The test statistic is a crucial element in hypothesis testing. It is a value calculated from the sample data that is used to decide whether to reject the null hypothesis. In the given problem, the test statistic is calculated using the formula: \[ t = \frac{\bar{x} - \mu}{\frac{s}{\sqrt{n}}} \] This formula takes into account the sample mean \( \bar{x} \), the hypothesized population mean \( \ ? \), the sample standard deviation \( s \), and the sample size \( n \). In our case, the values substituted into the formula give us a t-value, \( t = 2.504 \). This computed value helps us compare against the critical values to make decisions about our hypotheses.
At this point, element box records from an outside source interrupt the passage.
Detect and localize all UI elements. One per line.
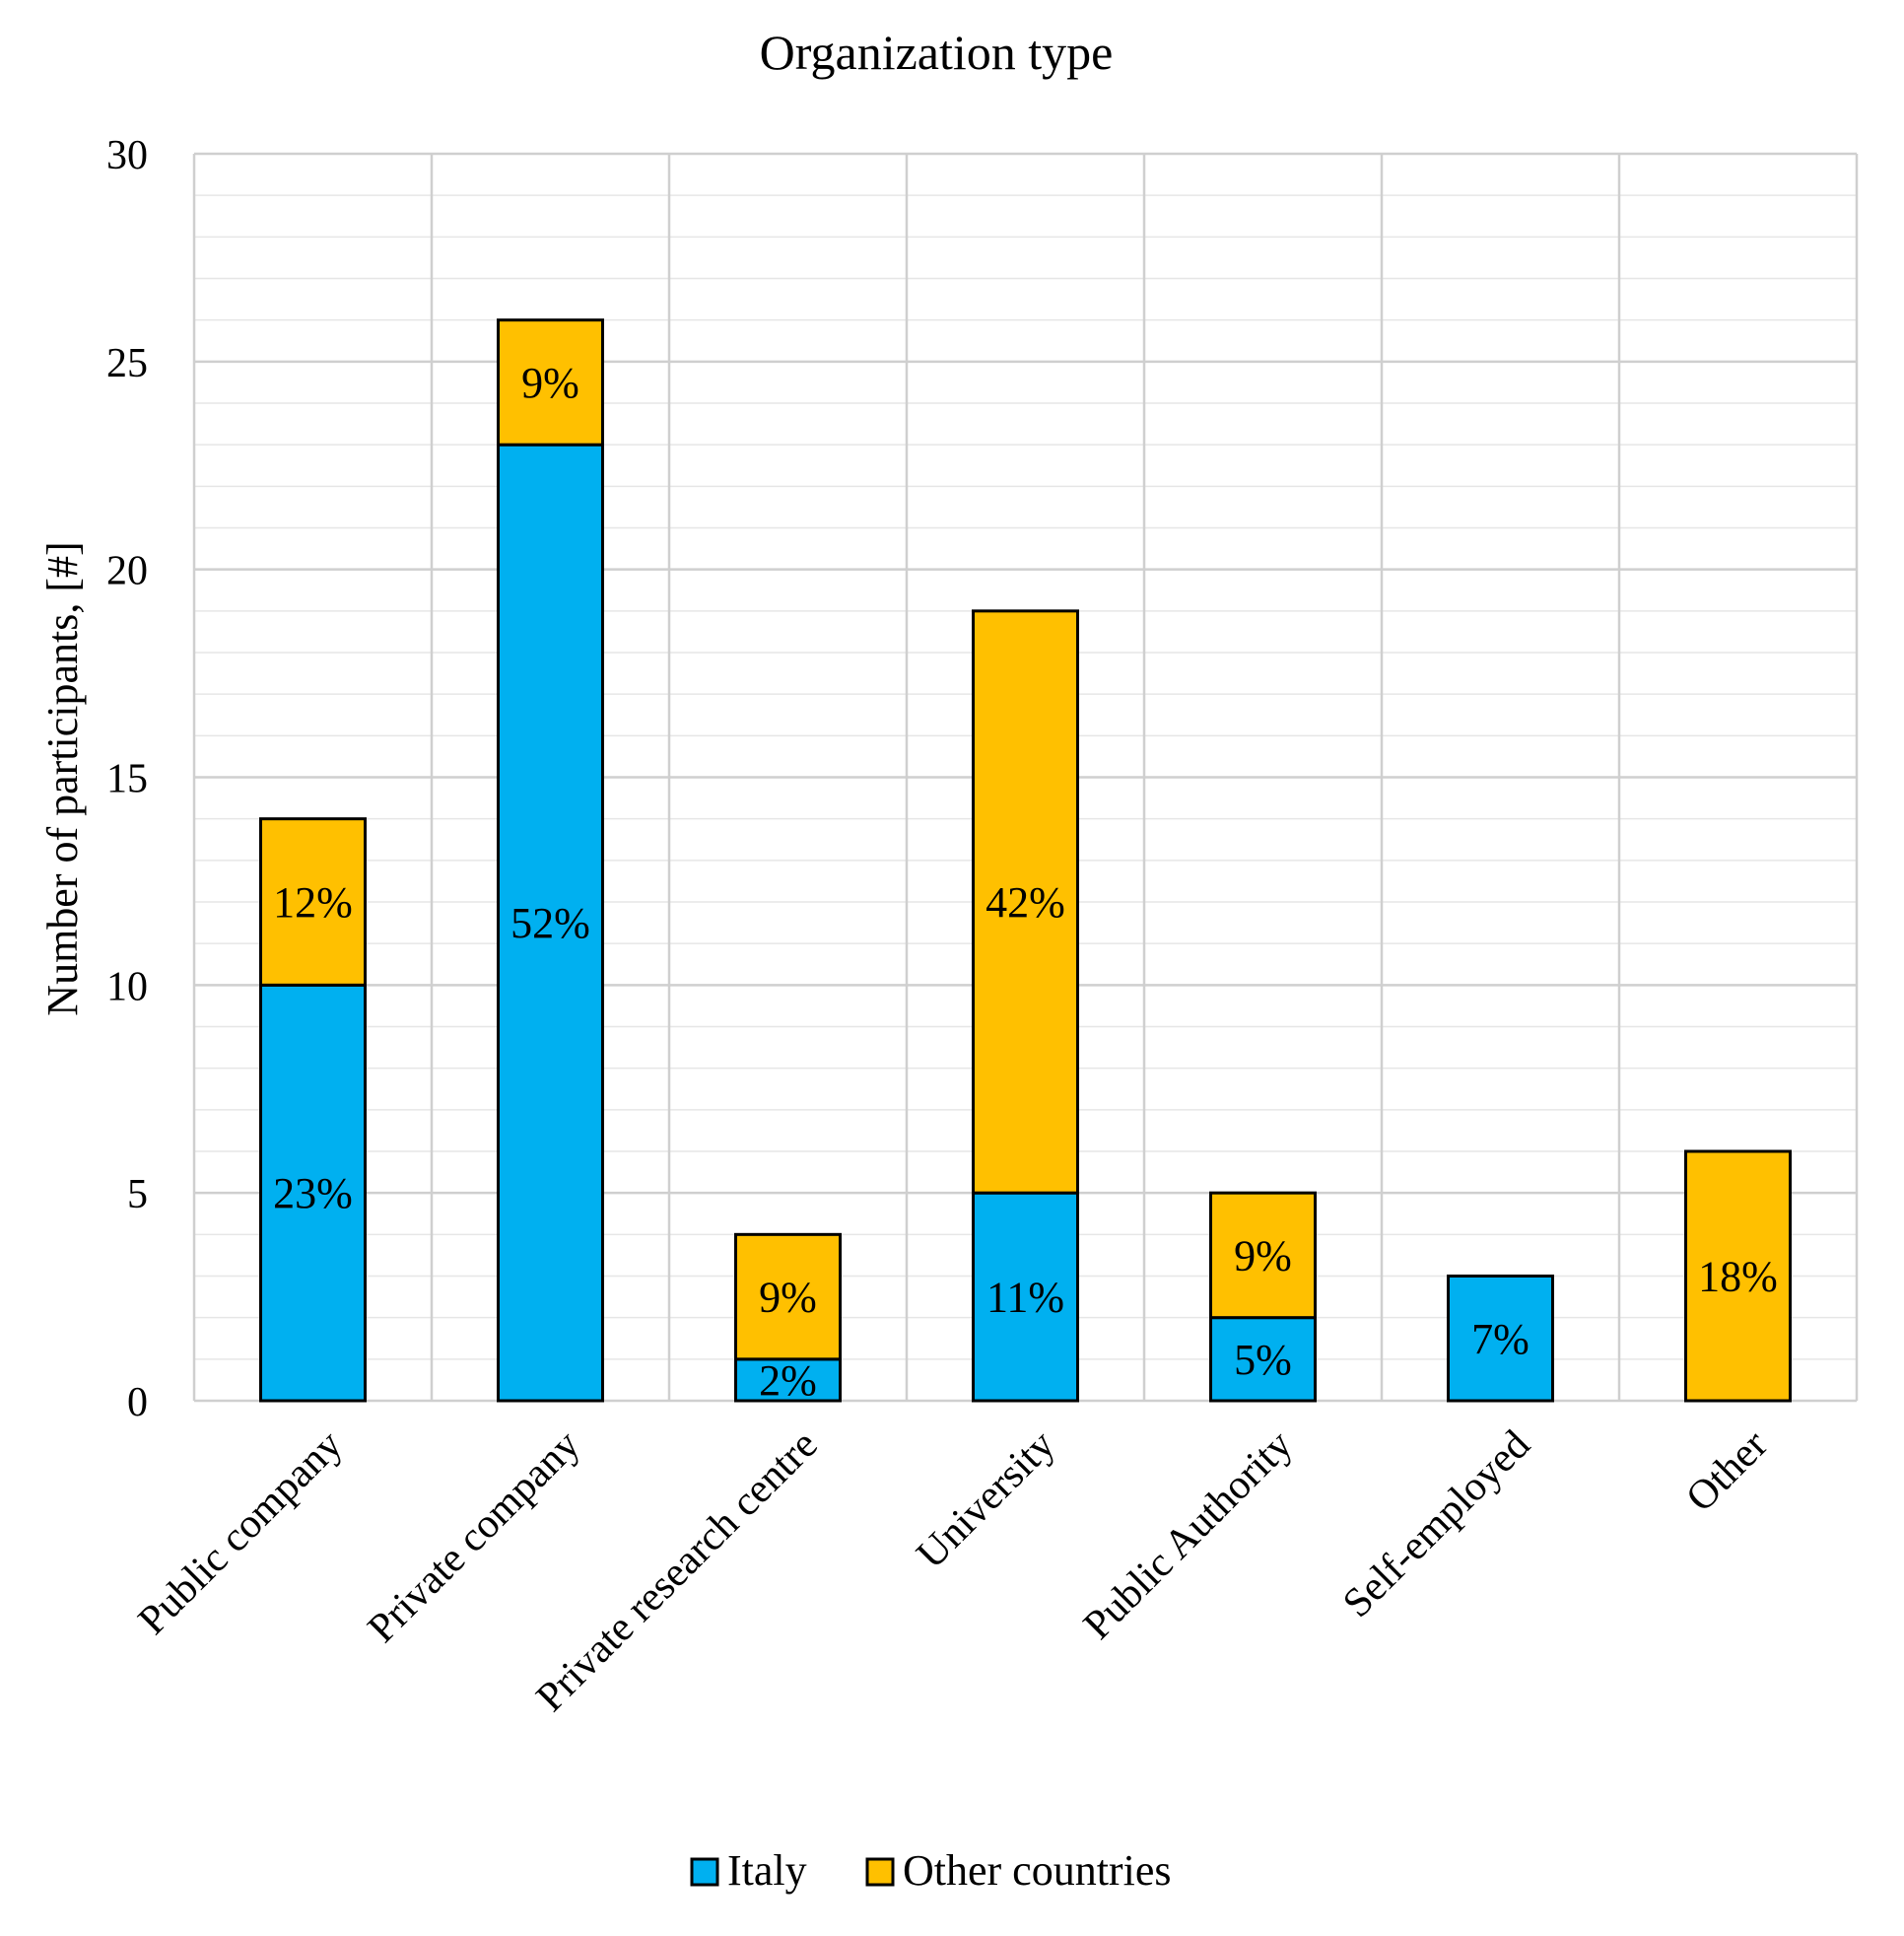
legend: Italy Other countries	[690, 1846, 1171, 1895]
data-label: 11%	[986, 1274, 1064, 1322]
x-tick-label: University	[909, 1422, 1064, 1578]
y-tick-label: 15	[106, 757, 148, 802]
bars: 23% 12% 52% 9% 2% 9% 11% 42% 5% 9% 7% 18%	[259, 318, 1792, 1405]
data-label: 2%	[759, 1356, 817, 1405]
y-tick-label: 20	[106, 549, 148, 594]
chart-title: Organization type	[760, 25, 1114, 80]
bar-segment	[1209, 1316, 1317, 1403]
bar-segment	[259, 983, 367, 1403]
bar-segment	[259, 817, 367, 987]
bar-segment	[1684, 1149, 1792, 1403]
y-tick-label: 30	[106, 133, 148, 178]
y-tick-label: 5	[127, 1172, 148, 1217]
data-label: 9%	[759, 1274, 817, 1322]
bar-segment	[497, 318, 604, 447]
data-label: 18%	[1698, 1253, 1778, 1301]
data-label: 9%	[1234, 1231, 1292, 1279]
legend-swatch	[865, 1857, 895, 1887]
bar-segment	[972, 1191, 1079, 1403]
data-label: 23%	[273, 1169, 353, 1217]
data-label: 42%	[986, 878, 1065, 927]
x-tick-label: Other	[1677, 1422, 1776, 1521]
x-tick-label: Self-employed	[1334, 1422, 1538, 1626]
y-tick-label: 25	[106, 341, 148, 386]
bar-segment	[972, 609, 1079, 1195]
y-axis-ticks: 0 5 10 15 20 25 30	[106, 133, 148, 1425]
data-label: 12%	[273, 878, 353, 927]
y-axis-label: Number of participants, [#]	[38, 541, 87, 1015]
data-label: 9%	[521, 359, 579, 407]
bar-segment	[734, 1232, 842, 1361]
legend-label: Italy	[727, 1846, 807, 1895]
x-tick-label: Public company	[130, 1422, 352, 1644]
x-tick-label: Public Authority	[1075, 1422, 1302, 1649]
x-tick-label: Private company	[360, 1422, 589, 1652]
bar-segment	[497, 443, 604, 1403]
bar-segment	[1209, 1191, 1317, 1320]
legend-label: Other countries	[903, 1846, 1171, 1895]
bar-segment	[1447, 1275, 1554, 1403]
y-tick-label: 0	[127, 1380, 148, 1425]
data-label: 7%	[1471, 1315, 1530, 1363]
y-tick-label: 10	[106, 964, 148, 1009]
data-label: 52%	[510, 899, 590, 947]
data-label: 5%	[1234, 1336, 1292, 1384]
legend-swatch	[690, 1857, 719, 1887]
A confidence interval is a range of values used to estimate a population parameter. It provides a range within which we believe the true population parameter lies, with a certain level of confidence. The formula to calculate the confidence interval is: \[ \bar{x} \pm t_{\alpha/2, n-1}\frac{s}{\sqrt{n}} \]. In our example, using \(n-1 = 22\) degrees of freedom and a 99% confidence level, our t-value is approximately 2.819 Substituting our given values into the formula, we get the confidence interval as: \[ 104.8 \pm 2.819 \cdot \frac{9.2}{\sqrt{23}} = 104.8 \pm 5.39 \]. So, the confidence interval is approximately\([99.41, 110.19]\). Since 100 lies within this interval, we do not reject the null hypothesis.
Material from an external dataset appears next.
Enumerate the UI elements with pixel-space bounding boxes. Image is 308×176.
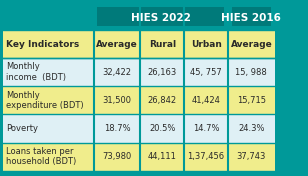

Critical values are the boundaries that separate the acceptance region from the rejection region in hypothesis testing. These values depend on the significance level and the degrees of freedom of the test. For our problem, we chose a significance level of \(\alpha = 0.01\) and have \(n-1\) degrees of freedom, which gives us a critical value of approximately \( \pm2.819 \) using the t-distribution table. We calculate these values to figure out where to draw the line in our t-distribution curve for making decisions about rejecting or not rejecting the null hypothesis.

The level of significance, denoted as \(\alpha \), represents the probability of rejecting the null hypothesis when it is actually true. It is also known as the Type I error rate. In hypothesis testing, we often choose a level of significance – 0.01, 0.05, or 0.10 being common choices. In this exercise, we have chosen a level of significance of 0.01. This means that there is a 1% risk of concluding that the population mean is not 100 when it actually is. Lower levels of significance imply more stringent criteria for rejecting the null hypothesis, leading to lower chances of Type I errors, but higher chances of Type II errors (not rejecting a false null hypothesis).